Over the years, I’ve always thought I’d be a lawyer. However, when I was in Grade 12, we had a Principal’s Day with the matrics, where we discussed various topics, including careers. The following week, I took the first step and knocked at my door of opportunity – this was Ms Helenne Ulster’s door. I wanted to discuss my future with her. She is the principal at UCS. We discussed my challenges, which included financial support for further studies. We had a long discussion about how she identified me as a well-spoken, passionate, caring learner, with an ideal personality for teaching. This is when she offered me an internship at UCS. I was extremely excited and accepted the offer immediately. My final examinations were to follow, and I was very capable of achieving great results at the end of that year. Ms Ulster gave me a psychology book off her shelf, entitled One Child: The True Story of a Tormented Six-Year-Old and the Brilliant Teacher Who Reached Out, written by Torey Hayden.2 She encouraged me to read this book, so that I may get an idea of the psychology behind dealing with children who come from challenged backgrounds – very much like the learners at our school.

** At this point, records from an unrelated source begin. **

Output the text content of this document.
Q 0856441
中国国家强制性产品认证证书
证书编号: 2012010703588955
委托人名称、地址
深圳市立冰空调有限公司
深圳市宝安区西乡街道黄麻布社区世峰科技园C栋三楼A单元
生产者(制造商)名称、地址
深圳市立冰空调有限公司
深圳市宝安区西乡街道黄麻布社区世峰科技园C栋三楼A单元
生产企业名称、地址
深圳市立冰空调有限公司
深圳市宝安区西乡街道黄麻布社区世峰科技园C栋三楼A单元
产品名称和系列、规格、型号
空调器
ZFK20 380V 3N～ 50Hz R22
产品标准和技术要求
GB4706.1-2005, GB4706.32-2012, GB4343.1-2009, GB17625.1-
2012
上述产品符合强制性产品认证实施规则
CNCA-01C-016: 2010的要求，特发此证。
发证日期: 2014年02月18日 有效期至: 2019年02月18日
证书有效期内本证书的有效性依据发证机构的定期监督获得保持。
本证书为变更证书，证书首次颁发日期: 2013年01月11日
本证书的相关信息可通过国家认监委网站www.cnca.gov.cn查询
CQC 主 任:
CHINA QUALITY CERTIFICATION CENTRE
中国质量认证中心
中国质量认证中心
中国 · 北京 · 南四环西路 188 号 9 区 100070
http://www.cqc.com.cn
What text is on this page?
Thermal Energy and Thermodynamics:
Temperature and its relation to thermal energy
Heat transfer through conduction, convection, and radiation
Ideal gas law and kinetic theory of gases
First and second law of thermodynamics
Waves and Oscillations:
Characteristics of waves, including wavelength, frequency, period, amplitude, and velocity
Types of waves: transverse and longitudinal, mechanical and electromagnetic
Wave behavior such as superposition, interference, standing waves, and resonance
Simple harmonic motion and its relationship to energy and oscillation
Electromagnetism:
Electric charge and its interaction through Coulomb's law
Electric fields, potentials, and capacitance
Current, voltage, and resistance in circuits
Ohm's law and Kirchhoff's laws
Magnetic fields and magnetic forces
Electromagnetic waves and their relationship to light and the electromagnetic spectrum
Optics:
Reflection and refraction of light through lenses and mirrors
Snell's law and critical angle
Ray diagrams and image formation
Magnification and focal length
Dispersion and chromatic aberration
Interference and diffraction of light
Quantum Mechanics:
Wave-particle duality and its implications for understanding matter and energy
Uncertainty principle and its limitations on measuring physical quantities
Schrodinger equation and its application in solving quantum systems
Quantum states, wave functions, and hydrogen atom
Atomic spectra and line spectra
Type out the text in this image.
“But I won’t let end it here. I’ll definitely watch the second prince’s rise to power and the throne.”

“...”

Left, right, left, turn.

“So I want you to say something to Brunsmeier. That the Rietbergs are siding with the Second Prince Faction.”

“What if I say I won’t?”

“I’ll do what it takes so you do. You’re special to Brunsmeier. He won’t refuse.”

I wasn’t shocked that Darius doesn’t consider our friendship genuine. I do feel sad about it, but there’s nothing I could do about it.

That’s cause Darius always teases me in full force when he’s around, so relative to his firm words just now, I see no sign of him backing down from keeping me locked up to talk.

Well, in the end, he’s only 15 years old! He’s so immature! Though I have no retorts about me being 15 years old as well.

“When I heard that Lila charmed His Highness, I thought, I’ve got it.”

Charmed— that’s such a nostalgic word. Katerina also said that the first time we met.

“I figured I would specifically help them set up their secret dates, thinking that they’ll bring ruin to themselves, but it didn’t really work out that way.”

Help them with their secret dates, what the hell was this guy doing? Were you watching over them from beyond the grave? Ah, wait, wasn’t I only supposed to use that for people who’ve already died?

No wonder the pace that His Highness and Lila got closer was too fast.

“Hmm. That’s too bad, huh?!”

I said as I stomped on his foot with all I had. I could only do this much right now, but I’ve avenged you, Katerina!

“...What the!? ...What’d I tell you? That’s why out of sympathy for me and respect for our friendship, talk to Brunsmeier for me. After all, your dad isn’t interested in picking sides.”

Fulfilling responsibilities effectively

In January 2019, I enrolled at the University of South Africa (Unisa) for my Bachelor of Education degree and started my in-house training in the senior phase at UCS, where Mr Z Dube is the deputy and all the teachers are my mentors. It was a great experience and I got along very well with the learners. I worked alongside the teachers in the classroom, where I assisted with the teaching of English and economic and management sciences in Grades 7, 8 and 9. I also accompanied teachers to the President’s Award Camp3 and later to the Awards Ceremony.4 Besides studying and teaching, I assist with stationery distribution, and I phone parents of learners who are late or absent, and help organise extramural activities. I am so grateful to be one of the interns today at our school and, most importantly, to have teachers who are very supportive – still like mothers and fathers, but now more like colleagues. Thank you to Ms Ulster for giving me such an opportunity and to Mrs Susan Hobbs and the Hobbs Family Trust for sponsoring my internship.

References:

1. See: https://www.ehrn.co.za/publications/download/18.pdf and http://www.samj.org.za/index.php/samj/article/viewFile/7700/5855

2. Hayden, T. (2016) One Child: The True Story of a Tormented Six-Year-Old and the Brilliant Teacher Who Reached Out. New York City: William Morrow and Company.